Turing Tests

                                                            Turing Tests

 

 

The classic Turing test involves a robot that passes for a conscious thinking human being. The examiner spends time with the robot, asking questions, interacting, and the question is whether it presents a convincing enough appearance of intelligence and consciousness. It is like an audition for playing the part of a normal human being. Structurally, however, the Turing test exemplifies something more general, and it is instructive to spell out what it is.

Consider the Turing* test: can we construct a virtual world that passes for a real world? An engineer is making a machine that will feed inputs into the brain and produce an impression of a world of ordinary material objects; the question is whether this virtual world can convince a tester that it is real. The tester can experiment on this virtual world, moving around, varying the angles, using different senses, and if after some suitable time he cannot distinguish the virtual from the real, we can declare that the machine passes the Turing* test. It can produce a convincing simulacrum of a real world—as a robotics engineer might produce a convincing simulacrum of a conscious intelligence.

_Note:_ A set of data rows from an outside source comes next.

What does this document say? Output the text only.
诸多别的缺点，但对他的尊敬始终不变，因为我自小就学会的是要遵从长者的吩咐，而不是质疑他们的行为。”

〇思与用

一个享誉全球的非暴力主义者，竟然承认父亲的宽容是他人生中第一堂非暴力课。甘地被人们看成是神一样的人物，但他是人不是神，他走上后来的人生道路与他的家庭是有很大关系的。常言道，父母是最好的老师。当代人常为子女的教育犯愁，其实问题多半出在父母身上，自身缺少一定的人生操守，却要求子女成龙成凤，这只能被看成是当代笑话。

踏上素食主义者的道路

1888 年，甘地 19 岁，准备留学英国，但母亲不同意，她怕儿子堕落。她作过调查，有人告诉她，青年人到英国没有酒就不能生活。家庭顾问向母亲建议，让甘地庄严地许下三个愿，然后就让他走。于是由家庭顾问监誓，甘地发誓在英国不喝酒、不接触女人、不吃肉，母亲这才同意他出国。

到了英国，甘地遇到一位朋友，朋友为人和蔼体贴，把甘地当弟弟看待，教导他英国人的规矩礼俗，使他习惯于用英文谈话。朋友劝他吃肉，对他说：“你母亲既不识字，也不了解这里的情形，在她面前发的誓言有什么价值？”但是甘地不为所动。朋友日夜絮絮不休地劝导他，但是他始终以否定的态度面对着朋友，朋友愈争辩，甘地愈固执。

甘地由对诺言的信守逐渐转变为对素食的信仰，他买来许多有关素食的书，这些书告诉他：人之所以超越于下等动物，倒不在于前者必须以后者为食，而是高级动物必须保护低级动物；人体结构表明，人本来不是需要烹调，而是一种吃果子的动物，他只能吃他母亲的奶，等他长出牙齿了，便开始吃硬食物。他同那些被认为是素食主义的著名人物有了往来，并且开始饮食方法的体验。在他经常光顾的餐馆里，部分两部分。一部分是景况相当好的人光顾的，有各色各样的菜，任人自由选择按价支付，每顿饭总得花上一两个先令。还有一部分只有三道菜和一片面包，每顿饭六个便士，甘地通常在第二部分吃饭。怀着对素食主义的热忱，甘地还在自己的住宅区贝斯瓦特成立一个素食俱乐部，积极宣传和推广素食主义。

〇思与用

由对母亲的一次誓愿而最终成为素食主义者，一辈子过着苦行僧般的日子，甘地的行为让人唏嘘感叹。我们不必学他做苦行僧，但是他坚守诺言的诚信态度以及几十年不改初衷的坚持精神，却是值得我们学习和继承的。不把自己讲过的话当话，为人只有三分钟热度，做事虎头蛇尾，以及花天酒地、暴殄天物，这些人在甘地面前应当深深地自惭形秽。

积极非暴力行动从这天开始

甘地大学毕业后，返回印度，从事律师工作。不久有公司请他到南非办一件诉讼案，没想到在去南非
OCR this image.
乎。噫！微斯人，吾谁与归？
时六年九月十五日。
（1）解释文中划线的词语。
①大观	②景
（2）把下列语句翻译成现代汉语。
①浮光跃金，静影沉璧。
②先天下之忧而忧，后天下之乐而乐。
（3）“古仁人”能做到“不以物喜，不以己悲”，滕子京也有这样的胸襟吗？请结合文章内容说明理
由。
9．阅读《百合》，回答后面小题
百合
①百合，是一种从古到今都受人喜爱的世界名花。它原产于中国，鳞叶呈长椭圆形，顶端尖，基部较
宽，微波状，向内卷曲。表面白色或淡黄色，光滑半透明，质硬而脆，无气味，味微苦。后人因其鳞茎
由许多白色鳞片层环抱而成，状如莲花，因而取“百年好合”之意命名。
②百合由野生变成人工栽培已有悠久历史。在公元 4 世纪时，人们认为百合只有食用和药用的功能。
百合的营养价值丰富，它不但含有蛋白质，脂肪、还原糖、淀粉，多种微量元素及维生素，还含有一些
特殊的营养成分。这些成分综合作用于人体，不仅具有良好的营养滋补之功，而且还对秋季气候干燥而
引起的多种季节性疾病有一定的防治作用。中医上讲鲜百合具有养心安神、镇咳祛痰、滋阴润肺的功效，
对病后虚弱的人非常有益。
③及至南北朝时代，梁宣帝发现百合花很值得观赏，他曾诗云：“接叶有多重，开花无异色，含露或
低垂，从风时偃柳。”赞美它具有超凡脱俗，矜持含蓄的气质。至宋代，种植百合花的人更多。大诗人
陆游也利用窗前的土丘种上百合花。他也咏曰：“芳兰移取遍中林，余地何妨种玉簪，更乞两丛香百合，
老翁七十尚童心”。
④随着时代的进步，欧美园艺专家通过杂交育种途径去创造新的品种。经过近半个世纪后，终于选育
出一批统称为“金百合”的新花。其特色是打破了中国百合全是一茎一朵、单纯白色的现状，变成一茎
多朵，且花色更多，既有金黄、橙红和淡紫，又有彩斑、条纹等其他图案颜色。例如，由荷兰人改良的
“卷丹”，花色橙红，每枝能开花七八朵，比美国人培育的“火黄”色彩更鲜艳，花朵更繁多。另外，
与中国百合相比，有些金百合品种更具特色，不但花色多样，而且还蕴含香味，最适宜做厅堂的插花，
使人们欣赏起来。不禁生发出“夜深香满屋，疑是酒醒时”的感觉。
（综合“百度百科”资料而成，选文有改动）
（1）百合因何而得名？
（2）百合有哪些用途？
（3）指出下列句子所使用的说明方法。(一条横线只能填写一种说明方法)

            We could also envisage a Turing** test that concerns producing artificial plant life: can we make an object that resembles a naturally occurring plant enough to convince someone that it is really a biological plant? And we can have subdivisions of such questions: can we artificially simulate a virus, a bat, a cactus, or an octopus? The question is not specific to robots and minds at all: it is about the power to mimic naturally occurring objects by artificial contrivance. Can we make an artificial F, for arbitrary F?

            Here is an interesting question of the general type—call it the super-Turing test: Can we create a virtual world that contains robots that pass the classic Turing test? That is, we first have to create a virtual world of bodies, as in the Turing* test, and then we have to ensure that those virtual bodies behave in ways that perfectly mimic human bodies—so that they will pass the Turing test. Thus virtual robots may pass the super-Turing test, and hence be declared by testers to be conscious thinking beings. The tester has been fooled into believing he is surrounded by conscious thinking beings when he is really living in a virtual world of imaginary robots.

            Suppose the virtual robots do pass the super-Turing test test: are they then really conscious? But how can a merely virtual being be conscious, as opposed to seeming so? Are people in your dreams conscious? Clearly not—though they pass a kind of super-Turing test. Passing the Turing test is not logically sufficient to qualify as conscious, because passing the super-Turing test is not sufficient. Passing the test is enough to convince someone that there is a real thing of the type in question, if they don’t know the actual nature of thing; but that is a question about evidence and belief, not about what is metaphysically possible. Anything can pass a Turing-type test for being an F but still not be an F, since appearing to be an F is never logically sufficient for being an F. In other words, there is always skepticism to reckon with.